In an effort to eliminate HTML tags AND to allow users to use "<" and ">", I am taking their input and sanitizing it using strip_tags() on the input and htmlentities() on the output to the users' screens --- using php. One problem is that if a user inputs "Russia<China" strip_tags() will greedily eliminate everything after the "<".
My question is ... if I use regex to create a space between a "<" and the next non-space character, will that help me eliminate the threat of XSS? Will it prevent a potential HTML tag to render on the user's screen?
Say, if something like this slips through:
< script type='text/javascript'>alert('some malicious code');< /script>
One advantage in creating that space (e.g. < script... >) seems to be that strip_tags() will leave the "<" alone.

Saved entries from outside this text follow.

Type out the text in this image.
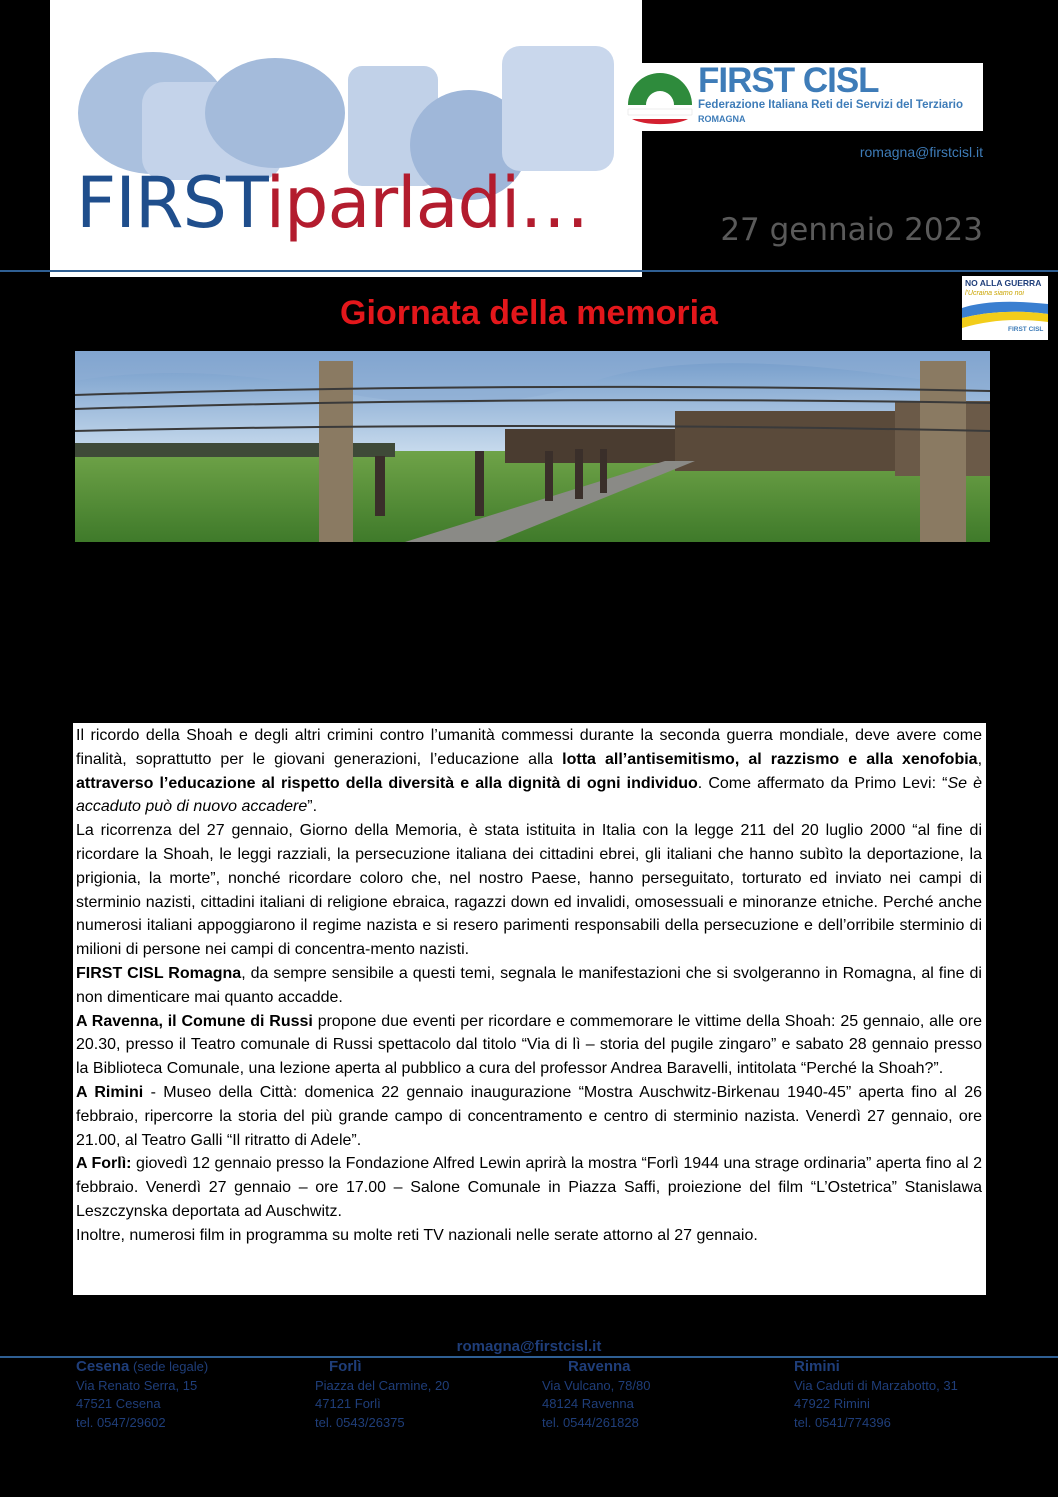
FIRSTiparladi…
FIRST CISL
Federazione Italiana Reti dei Servizi del Terziario
ROMAGNA
romagna@firstcisl.it
27 gennaio 2023
NO ALLA GUERRA
l'Ucraina siamo noi
FIRST CISL
Giornata della memoria

Il ricordo della Shoah e degli altri crimini contro l’umanità commessi durante la seconda guerra mondiale, deve avere come finalità, soprattutto per le giovani generazioni, l’educazione alla lotta all’antisemitismo, al razzismo e alla xenofobia, attraverso l’educazione al rispetto della diversità e alla dignità di ogni individuo. Come affermato da Primo Levi: “Se è accaduto può di nuovo accadere”.

La ricorrenza del 27 gennaio, Giorno della Memoria, è stata istituita in Italia con la legge 211 del 20 luglio 2000 “al fine di ricordare la Shoah, le leggi razziali, la persecuzione italiana dei cittadini ebrei, gli italiani che hanno subìto la deportazione, la prigionia, la morte”, nonché ricordare coloro che, nel nostro Paese, hanno perseguitato, torturato ed inviato nei campi di sterminio nazisti, cittadini italiani di religione ebraica, ragazzi down ed invalidi, omosessuali e minoranze etniche. Perché anche numerosi italiani appoggiarono il regime nazista e si resero parimenti responsabili della persecuzione e dell’orribile sterminio di milioni di persone nei campi di concentra-mento nazisti.

FIRST CISL Romagna, da sempre sensibile a questi temi, segnala le manifestazioni che si svolgeranno in Romagna, al fine di non dimenticare mai quanto accadde.

A Ravenna, il Comune di Russi propone due eventi per ricordare e commemorare le vittime della Shoah: 25 gennaio, alle ore 20.30, presso il Teatro comunale di Russi spettacolo dal titolo “Via di lì – storia del pugile zingaro” e sabato 28 gennaio presso la Biblioteca Comunale, una lezione aperta al pubblico a cura del professor Andrea Baravelli, intitolata “Perché la Shoah?”.

A Rimini - Museo della Città: domenica 22 gennaio inaugurazione “Mostra Auschwitz-Birkenau 1940-45” aperta fino al 26 febbraio, ripercorre la storia del più grande campo di concentramento e centro di sterminio nazista. Venerdì 27 gennaio, ore 21.00, al Teatro Galli “Il ritratto di Adele”.

A Forlì: giovedì 12 gennaio presso la Fondazione Alfred Lewin aprirà la mostra “Forlì 1944 una strage ordinaria” aperta fino al 2 febbraio. Venerdì 27 gennaio – ore 17.00 – Salone Comunale in Piazza Saffi, proiezione del film “L’Ostetrica” Stanislawa Leszczynska deportata ad Auschwitz.

Inoltre, numerosi film in programma su molte reti TV nazionali nelle serate attorno al 27 gennaio.

romagna@firstcisl.it
Cesena (sede legale)
Via Renato Serra, 15
47521 Cesena
tel. 0547/29602
Forlì
Piazza del Carmine, 20
47121 Forlì
tel. 0543/26375
Ravenna
Via Vulcano, 78/80
48124 Ravenna
tel. 0544/261828
Rimini
Via Caduti di Marzabotto, 31
47922 Rimini
tel. 0541/774396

Thanks for any suggestions.
Upvotes: 2
Views: 1843
Reputation: 28656
The added space is enough to stop tags from being stripped by strip_tags
, and from being rendered as HTML by browsers.
But at what point exactly would you use such a regular expression? If you add it after you've done strip_tags()
, legitimate text will already have been stripped. If you add it before strip_tags()
, there won't be any tags left to strip, so users will see the spaced HTML tags in text.
But if they're going to see (mangled) tags anyway, why are you doing this at all? You can just do htmlspecialchars()
, which you have to do anyway.
Even a HTML parser isn't going to help you, because a HTML parser would consider the <China
in your example a tag too.
And is the person typing a<b
making a comparison, talking about HTML, trying to add emphasis, or trying to inject a malicious script?
Upvotes: 4
Reputation: 50041
Just use htmlspecialchars(). It's the only function you need for sanitizing HTML. XSS threats are obliterated provided you use it judiciously. Follow that with nl2br if you want to display multiple lines, otherwise the text will appear on one line.
strip_tags is never, ever, ever the right function for sanitizing HTML. At best, it will eat or mangle certain valid text. At worst, if the allowed_tags parameter is used, it won't sanitize anything because attributes are kept. It also doesn't prevent HTML entities.
Upvotes: 2